Tuesday, November 13, 2012

The Stock Market Effect

This is necessarily a very approximate, first-order view of things, but consider the following facts:

  1. The day of the election, InTrade estimated that President Obama had a 70% chance of winning re-election.
  2. The day after the election, the Dow Jones fell about 300 points.

Suppose that all other election-day news had an effect worth a drop of N points on the DJIA. Then the Obama effect was worth a drop of 300-N points. That result had a 70% chance of occurring (assuming efficient markets and sufficient arbitrage). That implies that had Mitt Romney won, the DJIA would have risen by approximately 7/3 × (300-N) = 700-(7/3)N points.

It's probably not fair to assume N=0, in which case the Romney effect would have been +700 points. But even if N=150, a Romney election would have worth +350 points. Instead, it dropped 150 points (due to Obama, plus another 150 due to other news). That's a 500-point swing, or about 4%.

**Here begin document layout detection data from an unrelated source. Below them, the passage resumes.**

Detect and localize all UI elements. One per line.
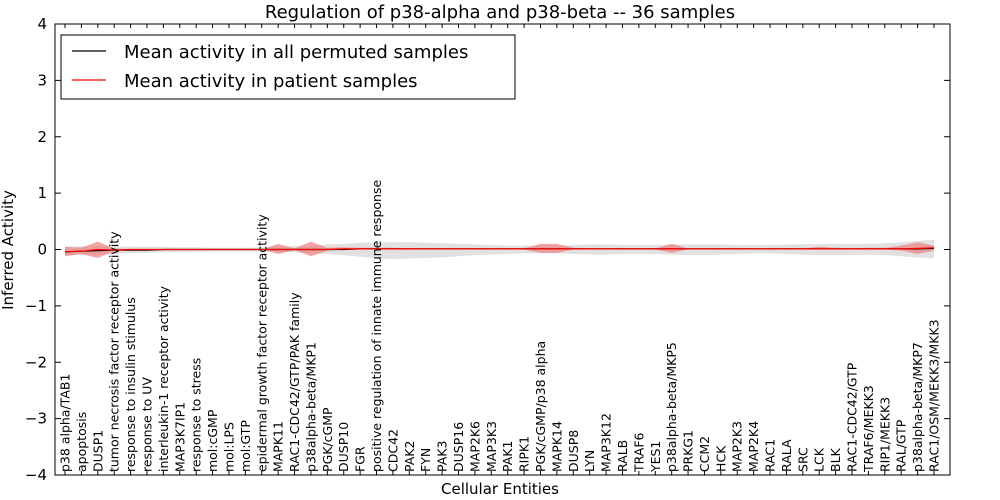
category-label: TRAF6/MEKK3 — [861, 385, 876, 473]
y-tick-label: 3 — [37, 71, 47, 89]
category-label: FGR — [353, 446, 368, 472]
category-label: epidermal growth factor receptor activit… — [254, 214, 269, 472]
category-label: mol:GTP — [238, 420, 253, 472]
chart-title: Regulation of p38-alpha and p38-beta -- … — [265, 2, 735, 23]
category-label: MAP2K6 — [467, 421, 482, 472]
category-label: DUSP10 — [336, 422, 351, 472]
y-tick-label: −3 — [25, 410, 47, 428]
category-label: apoptosis — [74, 412, 89, 472]
category-label: FYN — [418, 448, 433, 472]
y-tick-label: 4 — [37, 15, 47, 33]
y-tick-label: 2 — [37, 128, 47, 146]
y-tick-label: −4 — [25, 466, 47, 484]
category-label: response to UV — [140, 377, 155, 472]
category-label: MAP3K12 — [599, 413, 614, 472]
category-label: p38alpha-beta/MKP7 — [910, 342, 925, 472]
line-series-1 — [64, 247, 935, 253]
category-label: RALB — [615, 440, 630, 472]
category-label: RAC1/OSM/MEKK3/MKK3 — [927, 319, 942, 472]
plot-frame — [54, 23, 951, 476]
band-series-1 — [65, 241, 934, 258]
category-label: p38 alpha/TAB1 — [58, 374, 73, 472]
category-label: RAC1 — [763, 439, 778, 472]
category-label: PRKG1 — [681, 430, 696, 472]
x-axis-label: Cellular Entities — [441, 480, 559, 498]
legend-box — [60, 34, 516, 100]
category-label: CCM2 — [697, 436, 712, 472]
category-label: RAL/GTP — [894, 419, 909, 472]
category-label: BLK — [828, 447, 843, 472]
category-label: response to stress — [189, 358, 204, 472]
category-label: PGK/cGMP — [320, 407, 335, 472]
y-tick-label: −2 — [25, 353, 47, 371]
y-tick-label: 0 — [37, 241, 47, 259]
category-label: RAC1-CDC42/GTP — [845, 362, 860, 472]
legend-label-patient: Mean activity in patient samples — [124, 71, 418, 92]
category-labels: p38 alpha/TAB1 apoptosis DUSP1 tumor necros… — [58, 24, 942, 475]
category-label: LCK — [812, 447, 827, 472]
y-tick-label: −1 — [25, 297, 47, 315]
category-label: RIP1/MEKK3 — [877, 397, 892, 472]
category-label: MAP3K3 — [484, 421, 499, 472]
category-label: TRAF6 — [631, 432, 646, 473]
category-label: positive regulation of innate immune res… — [369, 180, 384, 472]
category-label: DUSP16 — [451, 422, 466, 472]
category-label: DUSP1 — [90, 430, 105, 472]
category-label: MAP2K4 — [746, 421, 761, 472]
category-label: LYN — [582, 450, 597, 472]
category-label: PAK2 — [402, 441, 417, 472]
y-tick-label: 1 — [37, 184, 47, 202]
category-label: tumor necrosis factor receptor activity — [107, 231, 122, 472]
category-label: RIPK1 — [517, 436, 532, 472]
category-label: RAC1-CDC42/GTP/PAK family — [287, 292, 302, 472]
category-label: MAP2K3 — [730, 421, 745, 472]
category-label: PAK3 — [435, 441, 450, 472]
category-label: p38alpha-beta/MKP1 — [303, 342, 318, 472]
legend-label-permuted: Mean activity in all permuted samples — [124, 42, 468, 63]
category-label: CDC42 — [385, 429, 400, 472]
category-label: HCK — [713, 445, 728, 472]
category-label: p38alpha-beta/MKP5 — [664, 342, 679, 472]
category-label: DUSP8 — [566, 430, 581, 472]
series-lines — [64, 247, 935, 253]
category-label: MAP3K7IP1 — [172, 402, 187, 472]
category-label: interleukin-1 receptor activity — [156, 285, 171, 472]
category-label: YES1 — [648, 441, 663, 473]
category-label: RALA — [779, 439, 794, 472]
category-label: MAPK11 — [271, 421, 286, 472]
category-label: SRC — [795, 447, 810, 472]
category-label: mol:cGMP — [205, 409, 220, 472]
legend: Mean activity in all permuted samples Me… — [60, 34, 516, 100]
category-label: mol:LPS — [222, 422, 237, 472]
category-label: PGK/cGMP/p38 alpha — [533, 341, 548, 472]
category-label: PAK1 — [500, 441, 515, 472]
y-ticks: −4 −3 −2 −1 0 1 2 3 4 — [25, 15, 950, 484]
category-label: response to insulin stimulus — [123, 297, 138, 472]
category-label: MAPK14 — [549, 421, 564, 472]
y-axis-label: Inferred Activity — [0, 190, 17, 310]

Saturday, November 10, 2012

Post-Election Wrap-Up

Well, Tuesday was unpleasant. We were standing athwart history, and history rolled over us like a freight train. We really can't deny that.

At the moment, at least, this is not a center-right country: it's center-left. Some would have us believe that this is due to demographics, and thus has an unstoppable momentum behind it. But I don't think that has to be the case.

In the near future, some predictions:

  1. There won't be any conciliation between the parties, unless the GOP chooses to roll over. Obama won narrowly, but he's going to view this as a mandate and push his agenda as aggressively as ever.
  2. We will see even more abuses of executive power over the next two, and possibly four, years. (My biggest fear is that this won't end with Obama's second term, but may become a permanent fixture of American politics. If I'm right about that, then we'd better hope we never elect an ambitious power-monger President.)
  3. Taxes are going up for most people. The most obvious top-line effects will be on "the rich", but if business taxes are raised, that affects everyone. If gas is taxed more heavily, that affects everyone. And so on.
  4. Health care coverage will get worse as more companies opt not to provide it to their employees. We're going to start the long march towards universal care. I predicted this two years ago and so far have seen no reason to doubt it.
  5. Iran will get a nuclear weapon.